It pays to forward contract corn and soybeans, rather than selling them at harvesttime.
However, storing the crop from harvest until the following July or later rarely pays.
Those are two conclusions of Erlin Weness, farm management educator with the University of Minnesota Extension Service. He bases his conclusions on marketing data from the past 25 years.
"The best time historically to forward price is April, May and June," says Weness. "My data shows that an average farm would have made $21 more per acre by forward pricing corn the first week in April, May and June, rather than selling at harvest. Forward pricing soybeans would have resulted in $8 more per acre than selling at harvest. This is based on data from 1983 to 1999, at Worthington, MN."
On the other hand, Weness cites data that show waiting until July or later to sell is not profitable. From 1974 to 1999, the average increase in the price of corn from harvest until July was 19 cents per bushel. However, the storage cost was an estimated 32 cents per bushel.
Weness says corn prices went up 60% of the time by 47 cents per bushel for a storage return of about 15 cents per bushel or $22.50 per acre. However, prices went down 40% of the time by an average of 36 cents per bushel. Adding this to the storage cost of 32 cents per bushel resulted in a total loss of 68 cents per bushel or about $102 per acre.
Soybeans show a similar pattern, notes Weness. With eight-month storage costs of 48 cents per bushel, losses were over $48 per acre in years when prices fell. This was not enough to offset the years when prices increased.
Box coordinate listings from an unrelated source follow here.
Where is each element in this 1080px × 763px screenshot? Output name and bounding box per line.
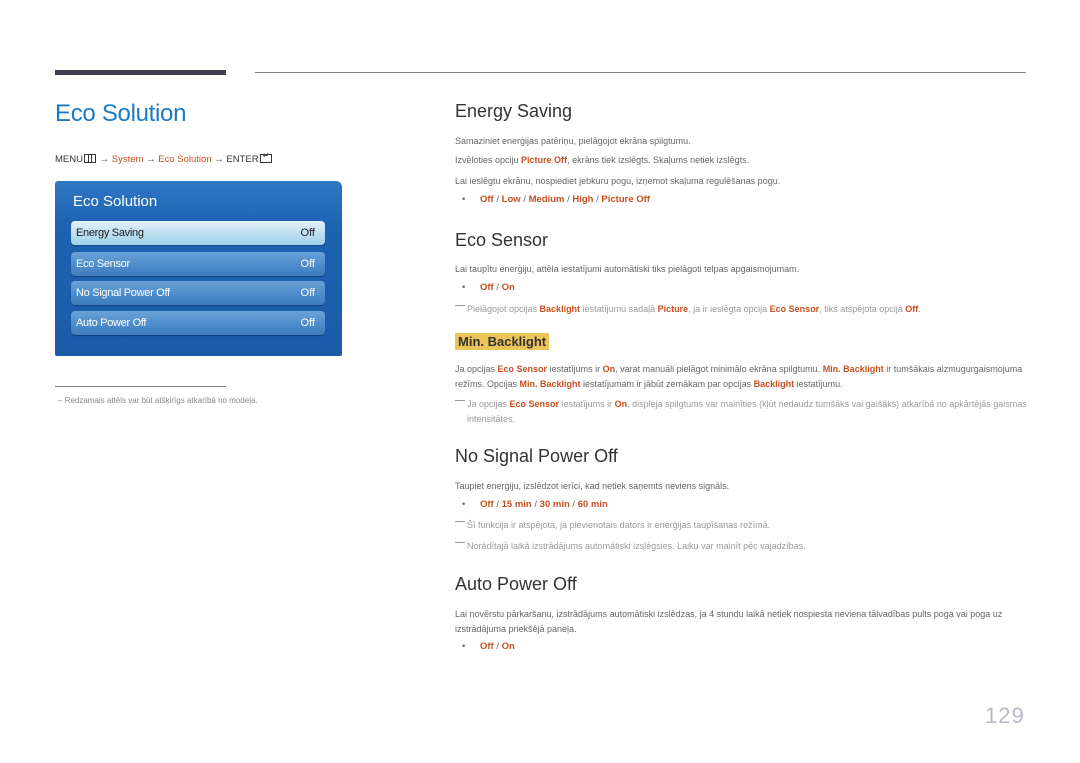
subsection-title-min-backlight: Min. Backlight [455, 333, 550, 350]
no-signal-note-1: Šī funkcija ir atspējota, ja pievienotai… [455, 518, 770, 533]
osd-item-value: Off [300, 287, 315, 299]
arrow-icon: → [99, 154, 110, 165]
osd-title: Eco Solution [73, 193, 158, 210]
arrow-icon: → [146, 154, 156, 165]
breadcrumb-eco-solution: Eco Solution [158, 154, 212, 165]
arrow-icon: → [214, 154, 224, 165]
osd-item-eco-sensor: Eco Sensor Off [71, 252, 325, 276]
osd-item-label: Eco Sensor [76, 258, 130, 270]
section-title-auto-power-off: Auto Power Off [455, 574, 577, 594]
header-rule [255, 72, 1026, 73]
page-title: Eco Solution [55, 100, 187, 127]
enter-icon [259, 151, 272, 163]
breadcrumb-system: System [111, 154, 144, 165]
auto-power-off-options: • Off / On [462, 641, 515, 652]
osd-item-label: Energy Saving [76, 227, 144, 239]
header-bar-thick [55, 70, 226, 75]
osd-item-value: Off [300, 258, 315, 270]
osd-item-auto-power-off: Auto Power Off Off [71, 311, 325, 335]
min-backlight-note: Ja opcijas Eco Sensor iestatījums ir On,… [455, 397, 1027, 427]
osd-menu-illustration: Eco Solution Energy Saving Off Eco Senso… [55, 181, 342, 356]
energy-saving-picture-off-desc: Izvēloties opciju Picture Off, ekrāns ti… [455, 155, 750, 165]
menu-icon [83, 154, 96, 163]
eco-sensor-options: • Off / On [462, 282, 515, 293]
osd-item-label: Auto Power Off [76, 317, 147, 329]
footnote: – Redzamais attēls var būt atšķirīgs atk… [58, 396, 258, 405]
osd-item-value: Off [300, 317, 315, 329]
eco-sensor-desc: Lai taupītu enerģiju, attēla iestatījumi… [455, 264, 800, 274]
no-signal-desc: Taupiet enerģiju, izslēdzot ierīci, kad … [455, 481, 730, 491]
section-title-eco-sensor: Eco Sensor [455, 230, 549, 250]
energy-saving-wake-desc: Lai ieslēgtu ekrānu, nospiediet jebkuru … [455, 176, 781, 186]
energy-saving-options: • Off / Low / Medium / High / Picture Off [462, 194, 650, 205]
section-title-no-signal-power-off: No Signal Power Off [455, 446, 618, 466]
breadcrumb-enter: ENTER [226, 154, 259, 165]
osd-item-energy-saving: Energy Saving Off [71, 221, 325, 245]
osd-item-value: Off [300, 227, 315, 239]
no-signal-options: • Off / 15 min / 30 min / 60 min [462, 499, 608, 510]
min-backlight-desc: Ja opcijas Eco Sensor iestatījums ir On,… [455, 364, 1023, 389]
energy-saving-desc: Samaziniet enerģijas patēriņu, pielāgojo… [455, 136, 691, 146]
no-signal-note-2: Norādītajā laikā izstrādājums automātisk… [455, 539, 806, 554]
breadcrumb-menu: MENU [55, 154, 83, 165]
auto-power-off-desc: Lai novērstu pārkaršanu, izstrādājums au… [455, 609, 1003, 634]
footnote-text: Redzamais attēls var būt atšķirīgs atkar… [64, 396, 258, 405]
eco-sensor-note: Pielāgojot opcijas Backlight iestatījumu… [455, 302, 921, 317]
page-number: 129 [985, 703, 1025, 728]
osd-item-label: No Signal Power Off [76, 287, 170, 299]
osd-item-no-signal-power-off: No Signal Power Off Off [71, 281, 325, 305]
footnote-rule [55, 386, 226, 387]
section-title-energy-saving: Energy Saving [455, 101, 573, 121]
breadcrumb: MENU → System → Eco Solution → ENTER [55, 151, 273, 165]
"We have to sell sooner in the marketing year," says Weness. "Storage returns on corn are very hard to capture. Anytime you can get a price that is more than four cents per month per bushel, you had better be emptying bins."
It is a little easier to capture storage returns on soybeans, says Weness. The best months to sell are January through May 15; holding into July usually doesn't pay.
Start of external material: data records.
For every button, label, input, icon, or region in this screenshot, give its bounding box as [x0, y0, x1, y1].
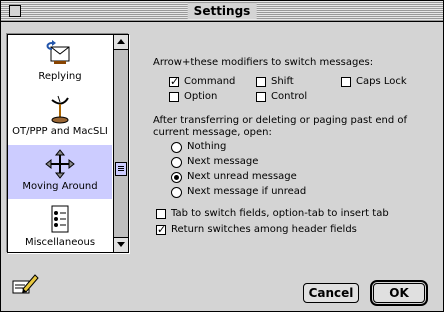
checklist-icon: [51, 205, 69, 233]
close-box[interactable]: [9, 5, 21, 17]
sidebar-item-label: OT/PPP and MacSLI: [12, 126, 108, 137]
modifiers-heading: Arrow+these modifiers to switch messages…: [153, 57, 374, 68]
up-arrow-icon: [117, 39, 125, 44]
window-title: Settings: [193, 4, 251, 18]
control-checkbox[interactable]: [256, 92, 266, 102]
tab-switch-fields-label[interactable]: Tab to switch fields, option-tab to inse…: [171, 208, 389, 219]
scroll-thumb[interactable]: [115, 162, 127, 176]
shift-label[interactable]: Shift: [271, 76, 294, 87]
sidebar-item-label: Replying: [38, 71, 82, 82]
pencil-icon: [12, 274, 39, 294]
next-unread-message-label[interactable]: Next unread message: [187, 171, 297, 182]
scroll-down-button[interactable]: [114, 237, 128, 252]
settings-category-list[interactable]: Replying OT/PPP and MacSLI Moving Around…: [7, 34, 129, 253]
sidebar-item-label: Moving Around: [22, 181, 98, 192]
title-bar[interactable]: Settings: [1, 1, 443, 22]
nothing-radio[interactable]: [171, 142, 182, 153]
arrows-move-icon: [45, 149, 75, 179]
return-switches-label[interactable]: Return switches among header fields: [171, 224, 357, 235]
open-after-heading-line1: After transferring or deleting or paging…: [153, 115, 407, 126]
next-message-if-unread-radio[interactable]: [171, 187, 182, 198]
open-after-heading-line2: current message, open:: [153, 127, 272, 138]
command-label[interactable]: Command: [184, 76, 235, 87]
caps-lock-label[interactable]: Caps Lock: [356, 76, 407, 87]
next-message-if-unread-label[interactable]: Next message if unread: [187, 186, 306, 197]
option-checkbox[interactable]: [169, 92, 179, 102]
cancel-button[interactable]: Cancel: [303, 283, 359, 303]
sidebar-item-label: Miscellaneous: [24, 237, 96, 248]
sidebar-item-moving-around[interactable]: Moving Around: [8, 145, 112, 199]
option-label[interactable]: Option: [184, 91, 217, 102]
next-unread-message-radio[interactable]: [171, 172, 182, 183]
tab-switch-fields-checkbox[interactable]: [156, 209, 166, 219]
satellite-dish-icon: [51, 95, 69, 124]
control-label[interactable]: Control: [271, 91, 307, 102]
caps-lock-checkbox[interactable]: [341, 77, 351, 87]
return-switches-checkbox[interactable]: [156, 223, 166, 236]
nothing-label[interactable]: Nothing: [187, 141, 226, 152]
shift-checkbox[interactable]: [256, 77, 266, 87]
scroll-up-button[interactable]: [114, 35, 128, 50]
next-message-radio[interactable]: [171, 157, 182, 168]
sidebar-item-replying[interactable]: Replying: [8, 35, 112, 89]
sidebar-scrollbar[interactable]: [113, 35, 128, 252]
ok-button[interactable]: OK: [370, 280, 428, 306]
down-arrow-icon: [117, 242, 125, 247]
sidebar-item-otppp[interactable]: OT/PPP and MacSLI: [8, 90, 112, 144]
command-checkbox[interactable]: [169, 75, 179, 88]
sidebar-item-miscellaneous[interactable]: Miscellaneous: [8, 201, 112, 252]
reply-icon: [46, 40, 70, 64]
next-message-label[interactable]: Next message: [187, 156, 258, 167]
settings-window: Settings Replying OT/PPP and MacSLI Movi…: [0, 0, 444, 312]
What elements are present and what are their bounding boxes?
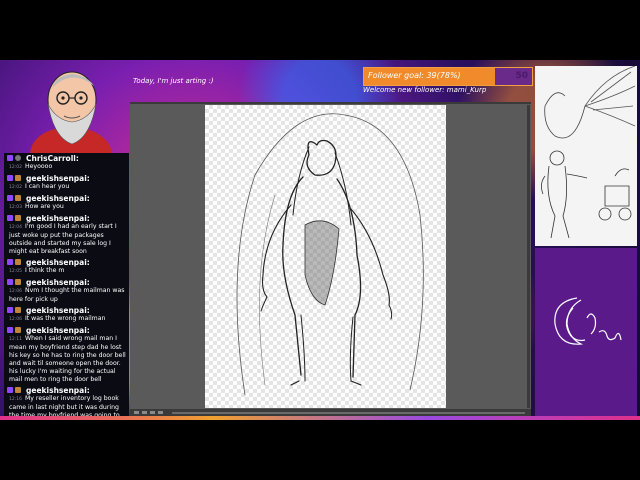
chat-text: It was the wrong mailman [24, 315, 106, 322]
chat-timestamp: 12:16 [9, 397, 22, 402]
chat-username[interactable]: geekishsenpai: [26, 174, 90, 183]
sub-icon [15, 215, 21, 221]
chat-message: geekishsenpai: 12:06 Nvm I thought the ma… [4, 277, 129, 305]
chat-username[interactable]: geekishsenpai: [26, 214, 90, 223]
sub-icon [15, 387, 21, 393]
chat-text: How are you [24, 203, 64, 210]
chat-username[interactable]: geekishsenpai: [26, 306, 90, 315]
chat-username[interactable]: geekishsenpai: [26, 278, 90, 287]
signature-logo [554, 297, 622, 345]
follower-goal-bar: Follower goal: 39(78%) 50 [363, 67, 533, 86]
sub-icon [15, 279, 21, 285]
chat-timestamp: 12:04 [9, 225, 22, 230]
chat-panel: ChrisCarroll: 12:02 Heyoooo geekishsenpai… [4, 153, 129, 416]
app-status-bar [130, 409, 531, 416]
follower-goal-label: Follower goal: 39(78%) [368, 71, 461, 80]
chat-timestamp: 12:05 [9, 269, 22, 274]
brand-panel [535, 248, 637, 418]
twitch-icon [7, 259, 13, 265]
chat-message: geekishsenpai: 12:02 I can hear you [4, 173, 129, 193]
chat-message: geekishsenpai: 12:16 My reseller inventor… [4, 385, 129, 416]
stream-caption: Today, I'm just arting :) [133, 77, 214, 85]
chat-message: geekishsenpai: 12:06 It was the wrong mai… [4, 305, 129, 325]
chat-message: geekishsenpai: 12:11 When I said wrong ma… [4, 325, 129, 385]
app-toolbar [130, 102, 531, 104]
status-icon[interactable] [158, 411, 163, 414]
status-icon[interactable] [142, 411, 147, 414]
follower-goal-target: 50 [515, 71, 528, 81]
status-icon[interactable] [134, 411, 139, 414]
chat-username[interactable]: ChrisCarroll: [26, 154, 79, 163]
chat-text: When I said wrong mail man I mean my boy… [9, 335, 126, 383]
chat-timestamp: 12:02 [9, 185, 22, 190]
chat-username[interactable]: geekishsenpai: [26, 326, 90, 335]
twitch-icon [7, 195, 13, 201]
chat-message: geekishsenpai: 12:05 I think the m [4, 257, 129, 277]
bottom-frame [0, 416, 640, 420]
sub-icon [15, 259, 21, 265]
sub-icon [15, 195, 21, 201]
chat-text: Heyoooo [24, 163, 53, 170]
twitch-icon [7, 279, 13, 285]
chat-text: Nvm I thought the mailman was here for p… [9, 287, 125, 303]
twitch-icon [7, 155, 13, 161]
chat-message: geekishsenpai: 12:04 I'm good I had an ea… [4, 213, 129, 257]
chat-text: I'm good I had an early start I just wok… [9, 223, 117, 255]
twitch-icon [7, 387, 13, 393]
chat-timestamp: 12:11 [9, 337, 22, 342]
chat-message: ChrisCarroll: 12:02 Heyoooo [4, 153, 129, 173]
sub-icon [15, 327, 21, 333]
drawing-app-window [130, 102, 531, 416]
sub-icon [15, 175, 21, 181]
chat-username[interactable]: geekishsenpai: [26, 258, 90, 267]
chat-timestamp: 12:06 [9, 289, 22, 294]
mod-icon [15, 155, 21, 161]
drawing-canvas[interactable] [205, 105, 446, 408]
chat-message: geekishsenpai: 12:03 How are you [4, 193, 129, 213]
chat-text: I can hear you [24, 183, 70, 190]
reference-image [535, 65, 637, 246]
chat-timestamp: 12:02 [9, 165, 22, 170]
vertical-scrollbar[interactable] [527, 105, 530, 408]
chat-text: I think the m [24, 267, 65, 274]
horizontal-scrollbar[interactable] [172, 411, 525, 414]
chat-timestamp: 12:03 [9, 205, 22, 210]
chat-username[interactable]: geekishsenpai: [26, 194, 90, 203]
chat-username[interactable]: geekishsenpai: [26, 386, 90, 395]
sub-icon [15, 307, 21, 313]
twitch-icon [7, 307, 13, 313]
new-follower-alert: Welcome new follower: mami_Kurp [363, 86, 487, 94]
status-icon[interactable] [150, 411, 155, 414]
streamer-avatar [8, 60, 128, 153]
chat-text: My reseller inventory log book came in l… [9, 395, 120, 416]
twitch-icon [7, 215, 13, 221]
twitch-icon [7, 175, 13, 181]
chat-timestamp: 12:06 [9, 317, 22, 322]
twitch-icon [7, 327, 13, 333]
The best marketing plans, says Weness, are based on historic probabilities of price occurrence, seasonality of prices and normal price ranges. "Each year, many producers try to outguess the market and fail," he points out. "Playing the long-term odds will make you right 60 to 75% of the time, which is far better than seat-of-the-pants guessing. Put a plan in place for the 2000 and 2001 crop now, if you haven't done so."